Set behind MUSON (the Lagos Music school and recital hall) opposite the City Mall on Awolowo Street, there are no signs on the roadside that show this restaurant even exists. Enter the Muson centre and walk through the well-manicured lawns and bougainvillea, walk past the first block, then take a right. La Scala is directly in front of you.
It’s worth the effort, for those who do venture here will be rewarded with some of the best French food the city has to offer. From the crabe diable (fresh flaked crab and chili served hot in the shell) to classics like tournedos rossini, the food is classically, deliciously French. It is expensive; however it’s no worse than many of the hotel restaurants that serve as its main competition. Expect to pay around N10,000 per head.
The restaurant is a single-storey brick summerhouse overlooking a well-tended patio area. It is kept well shaded by a variety of potted plants and a magnificent creeper strewn indigenous tree. It is definitely one of the greener spots on Lagos Island. The interior is neither the most stylish nor the most refined in Lagos but that is partly as a result of having been open for longer than most of its competition. Hardwood floors and wrought iron balustrades form an inner sanctum supported by Romanesque pillars (this area can be reconfigured to serve larger parties). Original contemporary oil paintings line the walls and there is the occasional African flourish like the bamboo candles gracing the tables. The bar area has more of a Mediterranean feel and it serves a good range of Italian and French wines.

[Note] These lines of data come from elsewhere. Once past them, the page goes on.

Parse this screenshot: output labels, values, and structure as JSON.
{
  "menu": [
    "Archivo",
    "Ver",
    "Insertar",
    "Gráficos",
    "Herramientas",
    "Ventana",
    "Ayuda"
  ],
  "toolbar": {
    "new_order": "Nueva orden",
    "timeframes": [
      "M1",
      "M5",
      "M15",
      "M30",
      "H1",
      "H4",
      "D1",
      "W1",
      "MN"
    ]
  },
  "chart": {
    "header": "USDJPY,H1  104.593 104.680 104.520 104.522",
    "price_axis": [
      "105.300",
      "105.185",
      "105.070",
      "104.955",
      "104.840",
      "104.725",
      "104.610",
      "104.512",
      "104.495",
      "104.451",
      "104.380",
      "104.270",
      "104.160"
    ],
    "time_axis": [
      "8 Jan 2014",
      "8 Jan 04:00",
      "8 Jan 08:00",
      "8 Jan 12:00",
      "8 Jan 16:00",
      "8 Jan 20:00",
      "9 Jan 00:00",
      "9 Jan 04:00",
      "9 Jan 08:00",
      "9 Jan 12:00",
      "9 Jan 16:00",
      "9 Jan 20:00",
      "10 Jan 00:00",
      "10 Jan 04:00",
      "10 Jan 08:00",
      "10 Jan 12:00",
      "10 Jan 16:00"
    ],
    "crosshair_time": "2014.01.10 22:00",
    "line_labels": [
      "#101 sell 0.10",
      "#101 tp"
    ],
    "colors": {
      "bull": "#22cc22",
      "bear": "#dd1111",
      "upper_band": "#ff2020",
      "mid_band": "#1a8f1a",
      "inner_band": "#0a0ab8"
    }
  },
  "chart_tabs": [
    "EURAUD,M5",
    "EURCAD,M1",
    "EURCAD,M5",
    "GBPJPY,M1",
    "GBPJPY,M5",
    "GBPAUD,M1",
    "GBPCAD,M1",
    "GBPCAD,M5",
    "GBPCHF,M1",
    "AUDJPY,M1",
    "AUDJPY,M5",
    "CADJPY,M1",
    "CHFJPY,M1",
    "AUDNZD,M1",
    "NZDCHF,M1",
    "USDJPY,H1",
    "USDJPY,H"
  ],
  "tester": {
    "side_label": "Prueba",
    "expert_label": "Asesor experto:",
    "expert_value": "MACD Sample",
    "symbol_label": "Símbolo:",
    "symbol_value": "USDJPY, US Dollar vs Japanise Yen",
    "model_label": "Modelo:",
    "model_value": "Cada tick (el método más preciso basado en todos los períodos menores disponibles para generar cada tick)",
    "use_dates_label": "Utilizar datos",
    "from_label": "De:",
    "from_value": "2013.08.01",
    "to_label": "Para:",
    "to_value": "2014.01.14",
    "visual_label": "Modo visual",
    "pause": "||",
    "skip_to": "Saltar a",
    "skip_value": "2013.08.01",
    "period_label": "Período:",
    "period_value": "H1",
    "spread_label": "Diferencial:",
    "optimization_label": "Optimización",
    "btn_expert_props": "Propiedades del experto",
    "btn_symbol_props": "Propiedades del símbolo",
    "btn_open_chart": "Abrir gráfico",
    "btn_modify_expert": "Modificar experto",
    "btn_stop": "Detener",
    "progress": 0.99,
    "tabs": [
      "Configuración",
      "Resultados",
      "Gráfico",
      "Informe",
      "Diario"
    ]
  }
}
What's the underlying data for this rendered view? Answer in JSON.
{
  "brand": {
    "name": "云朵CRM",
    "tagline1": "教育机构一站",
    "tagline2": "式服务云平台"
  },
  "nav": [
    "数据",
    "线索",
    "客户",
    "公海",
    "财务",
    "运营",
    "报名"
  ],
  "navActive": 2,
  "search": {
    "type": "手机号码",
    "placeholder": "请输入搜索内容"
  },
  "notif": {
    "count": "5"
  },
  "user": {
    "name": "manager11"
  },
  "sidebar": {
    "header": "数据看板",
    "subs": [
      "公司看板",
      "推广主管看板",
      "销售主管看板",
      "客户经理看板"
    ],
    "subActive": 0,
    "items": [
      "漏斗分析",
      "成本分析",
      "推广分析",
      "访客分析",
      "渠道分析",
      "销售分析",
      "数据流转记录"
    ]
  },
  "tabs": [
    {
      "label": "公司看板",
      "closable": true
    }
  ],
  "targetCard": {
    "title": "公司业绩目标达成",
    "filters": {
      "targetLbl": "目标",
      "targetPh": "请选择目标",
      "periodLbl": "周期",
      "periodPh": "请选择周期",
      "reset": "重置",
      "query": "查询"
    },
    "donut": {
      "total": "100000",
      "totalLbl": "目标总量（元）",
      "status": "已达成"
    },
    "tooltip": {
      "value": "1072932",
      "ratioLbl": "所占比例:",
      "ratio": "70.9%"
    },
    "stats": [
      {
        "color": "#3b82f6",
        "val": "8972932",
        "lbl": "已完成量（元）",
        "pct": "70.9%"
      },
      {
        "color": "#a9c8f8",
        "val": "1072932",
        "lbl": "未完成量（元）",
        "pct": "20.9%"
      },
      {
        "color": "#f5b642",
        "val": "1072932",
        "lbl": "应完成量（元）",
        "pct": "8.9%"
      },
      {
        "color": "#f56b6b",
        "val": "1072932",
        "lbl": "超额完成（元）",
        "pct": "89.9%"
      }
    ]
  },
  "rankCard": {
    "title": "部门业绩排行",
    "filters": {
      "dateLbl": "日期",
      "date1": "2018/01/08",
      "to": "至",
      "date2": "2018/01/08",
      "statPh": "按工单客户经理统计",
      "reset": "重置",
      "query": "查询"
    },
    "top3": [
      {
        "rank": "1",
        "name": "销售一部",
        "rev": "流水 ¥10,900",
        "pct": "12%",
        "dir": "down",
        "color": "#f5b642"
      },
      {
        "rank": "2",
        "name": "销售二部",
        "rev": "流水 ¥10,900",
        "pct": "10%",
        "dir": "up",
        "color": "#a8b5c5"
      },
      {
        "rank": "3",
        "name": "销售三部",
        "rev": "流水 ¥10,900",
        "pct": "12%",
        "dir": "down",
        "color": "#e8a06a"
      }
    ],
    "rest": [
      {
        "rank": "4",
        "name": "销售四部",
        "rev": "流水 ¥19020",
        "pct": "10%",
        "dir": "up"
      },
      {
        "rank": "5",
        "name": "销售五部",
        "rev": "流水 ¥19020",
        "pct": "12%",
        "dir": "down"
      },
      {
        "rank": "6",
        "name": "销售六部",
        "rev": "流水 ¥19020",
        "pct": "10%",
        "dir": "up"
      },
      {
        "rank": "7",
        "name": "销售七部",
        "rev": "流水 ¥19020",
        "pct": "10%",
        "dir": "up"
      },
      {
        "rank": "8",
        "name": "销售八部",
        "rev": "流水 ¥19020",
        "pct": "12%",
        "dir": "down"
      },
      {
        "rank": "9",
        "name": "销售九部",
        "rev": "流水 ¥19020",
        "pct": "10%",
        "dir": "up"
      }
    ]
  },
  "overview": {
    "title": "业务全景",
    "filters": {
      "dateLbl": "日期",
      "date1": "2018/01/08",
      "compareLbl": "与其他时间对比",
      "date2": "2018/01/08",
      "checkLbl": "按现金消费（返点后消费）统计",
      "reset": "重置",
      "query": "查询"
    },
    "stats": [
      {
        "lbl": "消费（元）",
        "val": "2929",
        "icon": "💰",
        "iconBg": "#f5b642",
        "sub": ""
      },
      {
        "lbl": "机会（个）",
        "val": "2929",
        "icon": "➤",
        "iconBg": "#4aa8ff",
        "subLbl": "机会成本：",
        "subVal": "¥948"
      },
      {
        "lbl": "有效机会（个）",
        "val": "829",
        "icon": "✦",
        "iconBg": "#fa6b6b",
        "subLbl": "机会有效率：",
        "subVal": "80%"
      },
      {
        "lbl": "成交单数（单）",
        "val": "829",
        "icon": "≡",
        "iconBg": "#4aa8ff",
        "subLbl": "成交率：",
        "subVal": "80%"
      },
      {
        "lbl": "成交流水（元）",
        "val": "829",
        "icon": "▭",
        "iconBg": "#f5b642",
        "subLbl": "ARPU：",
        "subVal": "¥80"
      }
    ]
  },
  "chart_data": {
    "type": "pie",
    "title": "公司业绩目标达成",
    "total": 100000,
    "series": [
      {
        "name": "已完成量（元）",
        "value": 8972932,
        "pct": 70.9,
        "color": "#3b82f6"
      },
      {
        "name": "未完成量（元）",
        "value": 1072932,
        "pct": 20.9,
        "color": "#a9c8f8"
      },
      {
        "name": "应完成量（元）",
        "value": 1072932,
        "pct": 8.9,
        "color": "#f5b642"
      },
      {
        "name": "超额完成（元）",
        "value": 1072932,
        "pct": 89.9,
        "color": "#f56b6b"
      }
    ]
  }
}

The food speaks for itself and the staff are scrupulously attentive. My lemon sole with capers was missing capers but nonetheless had a decent beurre noisette. The fish was perfectly cooked, crisp on the outside and steaming hot and tender beneath. If you stop here for lunch it is also worth taking a quick detour to the National Museum directly opposite, which curates a small but interesting collection of Yoruba masks and carvings and Benin brass work.